Google launches “hidden caching” to make access to its latest AI models cheaper

Google is launching a feature in its Gemini API that the company claims will make its latest AI models cheaper for third-party developers.

Google calls the feature "implicit cache" and says it can save 75% on "repeated context" through the Gemini API. It supports Google's Gemini 2.5 Pro and 2.5 Flash models.

As the cost of using Frontier models continues to grow, this may be a welcome message from developers.

We just shipped an implicit cache in the Gemini API, and when your request logs into the cache, you can automatically save 75% on the cost using the Gemini 2.5 model.
We also lowered the minimum token needed to hit the cache with 2.5 flash on a 2.5 flash, on a 2.5 pro!
- Logan Kilpatrick (@OfficialLogank) May 8, 2025

Caching is a widely adopted practice in the AI industry, reuses data that is often accessed or pre-computed from models to reduce computational requirements and costs. For example, a cache can store answers to questions that users often ask to the model, eliminating the need for the model to recreate the same requested answer.

Google previously provided model prompt cache, but only Explicit Prompt cache, which means the developer must define its highest frequency prompt. While cost savings should be guaranteed, explicit hint caching often involves a lot of manual work.

Some developers are not happy with Google's explicit cache implementation for effective Gemini 2.5 Pro, and they say this could lead to surprisingly large API bills. The complaints have prompted people to have fevers over the past week, prompting the Gemini team to apologize and promise changes.

In contrast to explicit cache, implicit cache is automatic.
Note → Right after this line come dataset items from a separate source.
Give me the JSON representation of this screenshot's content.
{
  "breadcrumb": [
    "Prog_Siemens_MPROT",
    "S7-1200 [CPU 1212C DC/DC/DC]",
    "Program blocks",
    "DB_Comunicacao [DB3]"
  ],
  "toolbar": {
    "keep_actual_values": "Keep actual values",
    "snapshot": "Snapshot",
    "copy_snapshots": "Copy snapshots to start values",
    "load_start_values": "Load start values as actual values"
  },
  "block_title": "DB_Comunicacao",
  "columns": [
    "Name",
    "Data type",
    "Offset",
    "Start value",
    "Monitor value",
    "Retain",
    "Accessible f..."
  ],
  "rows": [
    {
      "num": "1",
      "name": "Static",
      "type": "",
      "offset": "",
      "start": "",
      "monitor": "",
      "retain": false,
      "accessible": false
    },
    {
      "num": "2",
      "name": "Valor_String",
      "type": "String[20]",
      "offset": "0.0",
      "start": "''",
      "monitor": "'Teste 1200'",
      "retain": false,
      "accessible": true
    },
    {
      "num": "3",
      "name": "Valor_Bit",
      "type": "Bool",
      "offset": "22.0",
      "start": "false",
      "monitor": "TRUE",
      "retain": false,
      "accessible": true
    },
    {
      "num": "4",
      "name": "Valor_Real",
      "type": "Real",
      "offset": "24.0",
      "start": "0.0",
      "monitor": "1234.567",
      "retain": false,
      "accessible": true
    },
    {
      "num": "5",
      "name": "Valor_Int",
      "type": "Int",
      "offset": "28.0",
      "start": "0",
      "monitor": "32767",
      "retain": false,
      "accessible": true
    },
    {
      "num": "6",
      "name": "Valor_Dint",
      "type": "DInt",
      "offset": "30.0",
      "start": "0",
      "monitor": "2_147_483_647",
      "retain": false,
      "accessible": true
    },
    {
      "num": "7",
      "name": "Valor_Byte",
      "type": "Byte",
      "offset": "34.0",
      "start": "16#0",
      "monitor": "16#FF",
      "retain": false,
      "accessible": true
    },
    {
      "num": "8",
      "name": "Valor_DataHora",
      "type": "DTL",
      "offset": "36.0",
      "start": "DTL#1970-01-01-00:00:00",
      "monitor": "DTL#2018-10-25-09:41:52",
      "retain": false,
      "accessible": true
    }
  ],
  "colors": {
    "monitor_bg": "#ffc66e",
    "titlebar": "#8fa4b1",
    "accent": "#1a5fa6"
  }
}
By default, Gemini 2.5 models are enabled, savings can be achieved if the GEMINI API requests to the model hit cache.

TechCrunch Events

Berkeley, CA | June 5

Book now

"(w)hen hen you send a request to the Gemini Gemini 2.5 model, and if that request shares common prefixes together as one of the previous requests, it qualifies for cache hits," Google explained in a blog post. "We will dynamically save the cost savings back to you."
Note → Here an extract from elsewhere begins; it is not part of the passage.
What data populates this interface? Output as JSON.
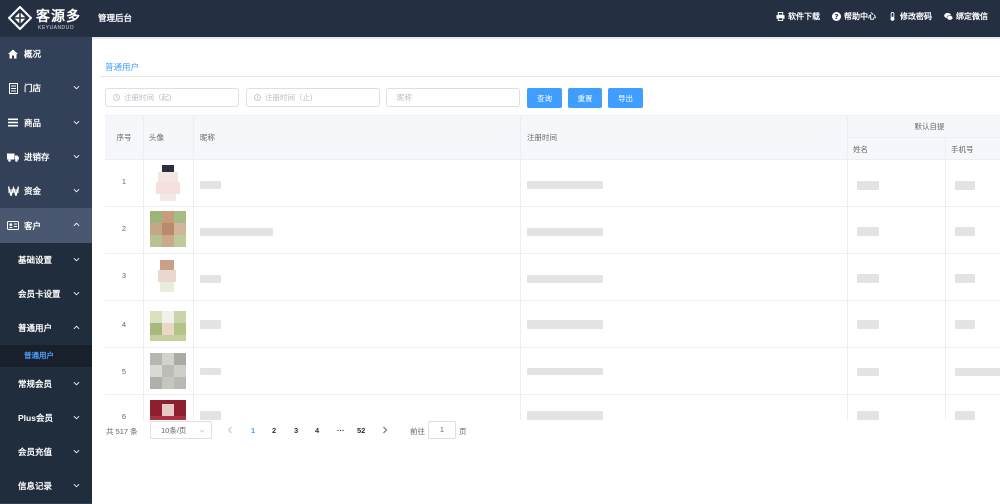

According to Google's developer documentation, the minimum timely token for implicit cache is 1,024, and the minimum cost count for 2.5 flash is 2,048, which is not a huge amount, meaning that the cost of triggering these automatic savings is not huge. A token is the original bit of the data model, where a thousand tokens equal to about 750 words.

Given Google's final cost savings claim for cache savings, there are some buyer fuel areas in this new feature. First, Google recommends developers keep duplicate contexts at the start of a request to increase the chance of implicit cache hits. The company said it may end up with a context that could change from a request to a request.

Google, on the other hand, does not provide any third-party verification that the new implicit caching system will provide promised automatic savings. So we have to see what early adopters say.